Effects of the extragalactic background light on the gamma emission by a quasar before reaching Earth. Image credit: HESS Collaboration. Click to enlarge
When astronomers look into the sky, they see bright objects, but also a diffuse glow coming from objects across the Universe in many different wavelengths. This glow could serve like a fossil record, to help astronomers untangle the different stages the Universe went through from the beginning, to the current day. Research teams are using very high energy gamma rays, generated in the most violent objects in the Universe – quasars – as a probe to understand this background light.
The light emitted from all objects in the Universe during its entire history – stars, galaxies, quasars etc. forms a diffuse sea of photons that permeates intergalactic space, referred to as “diffuse extragalactic background light” (EBL). Scientists have long tried to measure this fossil record of the luminous activity in the Universe in their quest to decipher the history and evolution of the Cosmos, but its direct determination from the diffuse glow of the night sky is very difficult and uncertain.
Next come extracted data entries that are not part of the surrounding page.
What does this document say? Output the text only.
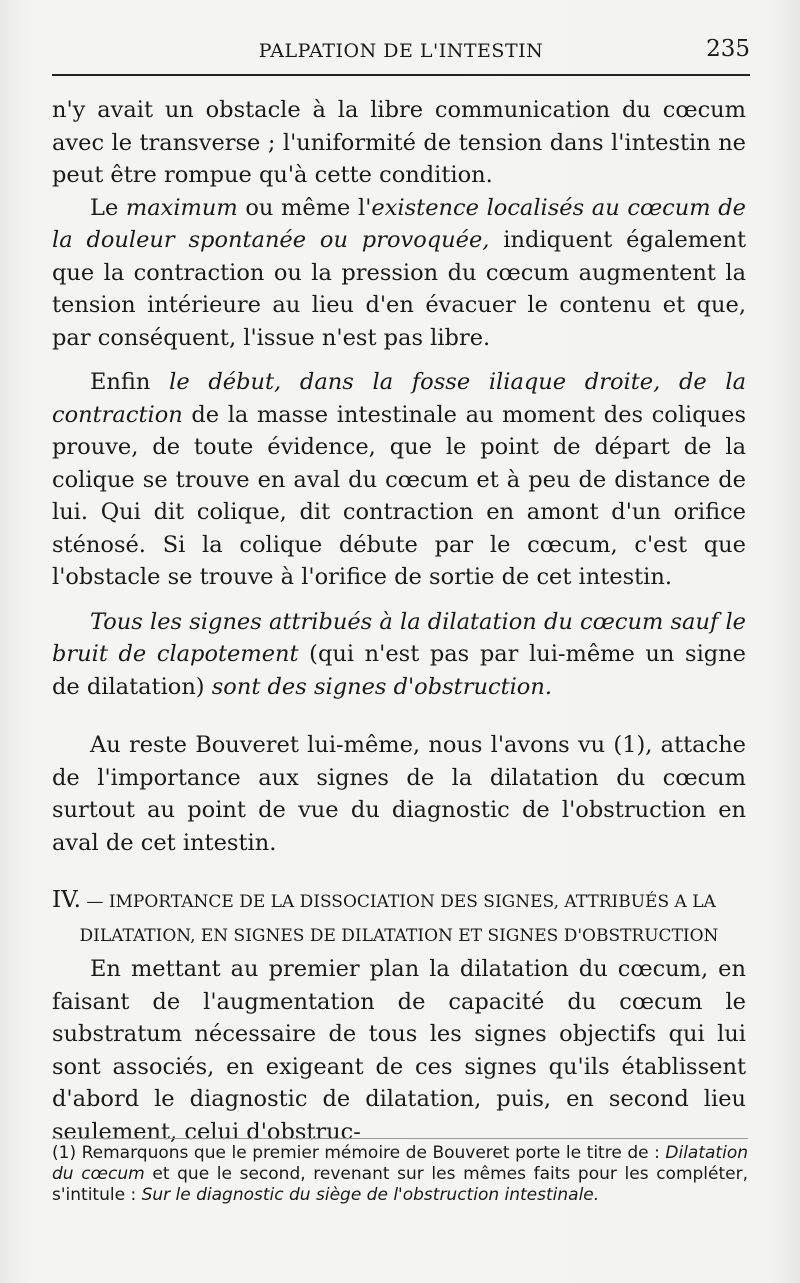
PALPATION DE L'INTESTIN	235

n'y avait un obstacle à la libre communication du cœcum avec le transverse ; l'uniformité de tension dans l'intestin ne peut être rompue qu'à cette condition.

Le maximum ou même l'existence localisés au cœcum de la douleur spontanée ou provoquée, indiquent également que la contraction ou la pression du cœcum augmentent la tension intérieure au lieu d'en évacuer le contenu et que, par conséquent, l'issue n'est pas libre.

Enfin le début, dans la fosse iliaque droite, de la contraction de la masse intestinale au moment des coliques prouve, de toute évidence, que le point de départ de la colique se trouve en aval du cœcum et à peu de distance de lui. Qui dit colique, dit contraction en amont d'un orifice sténosé. Si la colique débute par le cœcum, c'est que l'obstacle se trouve à l'orifice de sortie de cet intestin.

Tous les signes attribués à la dilatation du cœcum sauf le bruit de clapotement (qui n'est pas par lui-même un signe de dilatation) sont des signes d'obstruction.

Au reste Bouveret lui-même, nous l'avons vu (1), attache de l'importance aux signes de la dilatation du cœcum surtout au point de vue du diagnostic de l'obstruction en aval de cet intestin.

IV. — IMPORTANCE DE LA DISSOCIATION DES SIGNES, ATTRIBUÉS A LA
DILATATION, EN SIGNES DE DILATATION ET SIGNES D'OBSTRUCTION

En mettant au premier plan la dilatation du cœcum, en faisant de l'augmentation de capacité du cœcum le substratum nécessaire de tous les signes objectifs qui lui sont associés, en exigeant de ces signes qu'ils établissent d'abord le diagnostic de dilatation, puis, en second lieu seulement, celui d'obstruc-

(1) Remarquons que le premier mémoire de Bouveret porte le titre de : Dilatation du cœcum et que le second, revenant sur les mêmes faits pour les compléter, s'intitule : Sur le diagnostic du siège de l'obstruction intestinale.
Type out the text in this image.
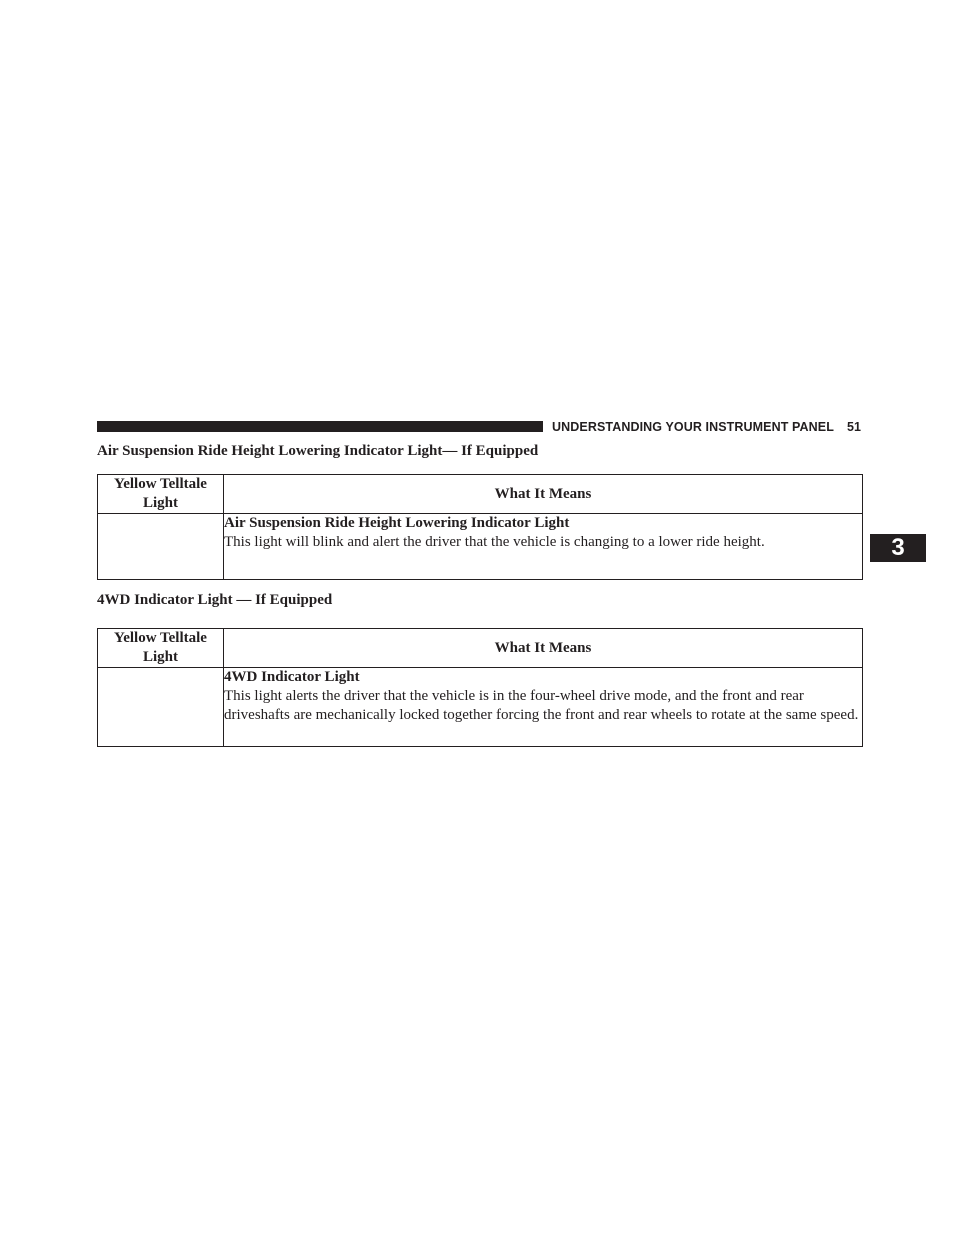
UNDERSTANDING YOUR INSTRUMENT PANEL 51
3
Air Suspension Ride Height Lowering Indicator Light— If Equipped
Yellow Telltale Light	What It Means

	Air Suspension Ride Height Lowering Indicator Light
This light will blink and alert the driver that the vehicle is changing to a lower ride height.
4WD Indicator Light — If Equipped
Yellow Telltale Light	What It Means

	4WD Indicator Light
This light alerts the driver that the vehicle is in the four-wheel drive mode, and the front and rear driveshafts are mechanically locked together forcing the front and rear wheels to rotate at the same speed.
Very high energy (VHE) gamma-rays, some 100,000,000,000 times more energetic than normal light, offer an alternative way to probe this background light, and UK researchers from Durham University in collaboration with international partners used the High Energy Stereoscopic System (HESS) gamma-ray telescopes in the Khomas Highlands of Namibia to observe several quasars (the most luminous VHE gamma-ray sources known) with this goal in mind. The results, to be published in the April 20 issue of Nature, turned out to be rather striking.
Gamma-rays, which are produced in the most violent objects in the Universe, are absorbed in their journey from distant objects to Earth if they happen to hit a photon of “normal” background light. This fog of light in which the Universe is bathed is a fossil record of all the light emitted in the Universe over its lifetime, from the glare of the first stars and galaxies up to the present time. So, using the distant quasars as a probe and studying the effect of the fossil light on the energy distribution of the initial gamma-rays, astrophysicists used HESS to derive a limit on the maximum amount of this ‘extragalactic background light’, which is remarkably lower than what previous estimates had suggested.
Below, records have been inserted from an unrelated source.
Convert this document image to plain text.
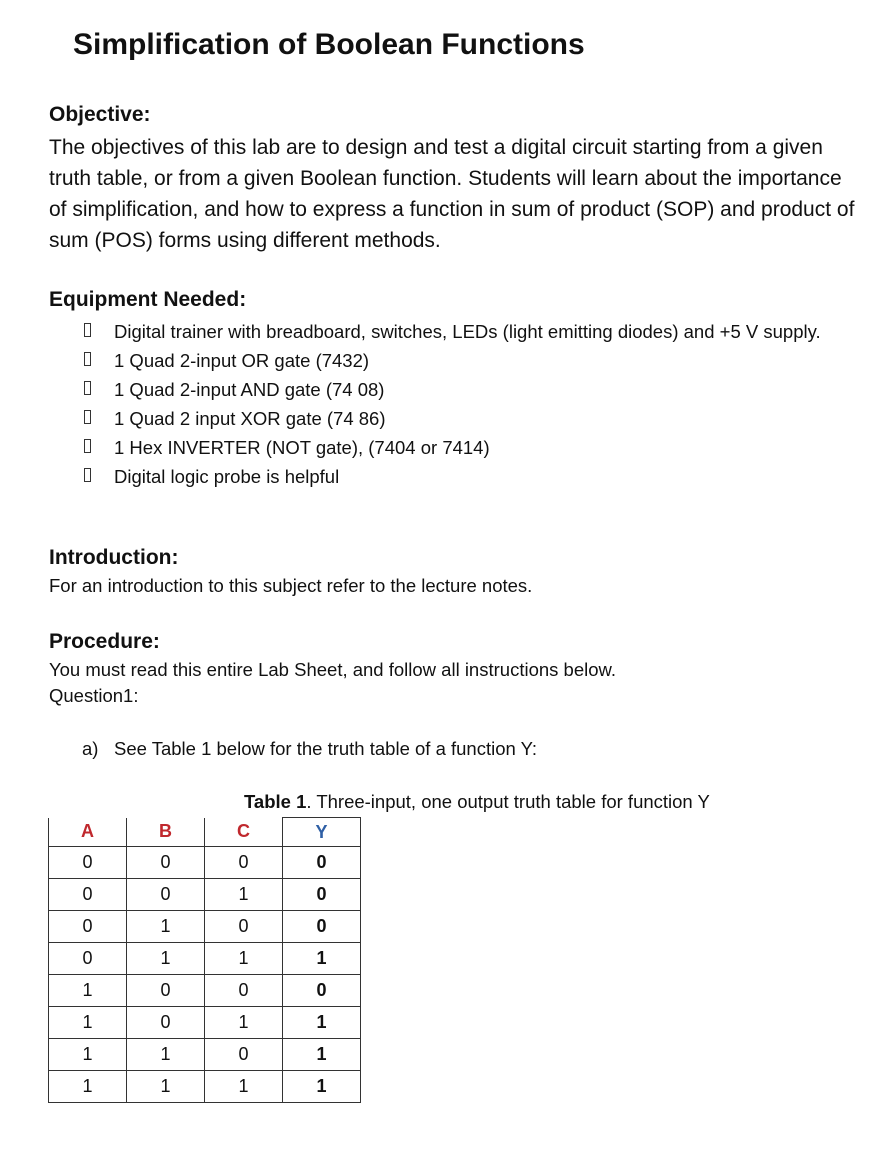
Simplification of Boolean Functions
Objective:
The objectives of this lab are to design and test a digital circuit starting from a given truth table, or from a given Boolean function. Students will learn about the importance of simplification, and how to express a function in sum of product (SOP) and product of sum (POS) forms using different methods.
Equipment Needed:
Digital trainer with breadboard, switches, LEDs (light emitting diodes) and +5 V supply.
1 Quad 2-input OR gate (7432)
1 Quad 2-input AND gate (74 08)
1 Quad 2 input XOR gate (74 86)
1 Hex INVERTER (NOT gate), (7404 or 7414)
Digital logic probe is helpful
Introduction:
For an introduction to this subject refer to the lecture notes.
Procedure:
You must read this entire Lab Sheet, and follow all instructions below.
Question1:
a) See Table 1 below for the truth table of a function Y:
Table 1. Three-input, one output truth table for function Y
A	B	C	Y
0	0	0	0
0	0	1	0
0	1	0	0
0	1	1	1
1	0	0	0
1	0	1	1
1	1	0	1
1	1	1	1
This result, published in the April 20 issue of Nature, has important consequences for our understanding of galaxy formation and evolution, and expands the horizon of the gamma-ray Universe which is clearly more transparent to gamma-rays than previously believed
Commenting in the findings, Dr Lowry McComb of Durham University, said, “HESS has in the last few years achieved a number of important discoveries concerning high-energy gamma-ray sources in our own Galaxy and has revolutionized high-energy gamma-ray astronomy. These new HESS results illustrate the power of the instrument for extragalactic astronomy and cosmology. The discovery of lower levels of intergalactic starlight has the interesting side effect that the Universe becomes more transparent to gamma rays and that the telescopes can look deeper into the cosmos, increasing their reach for further discoveries!”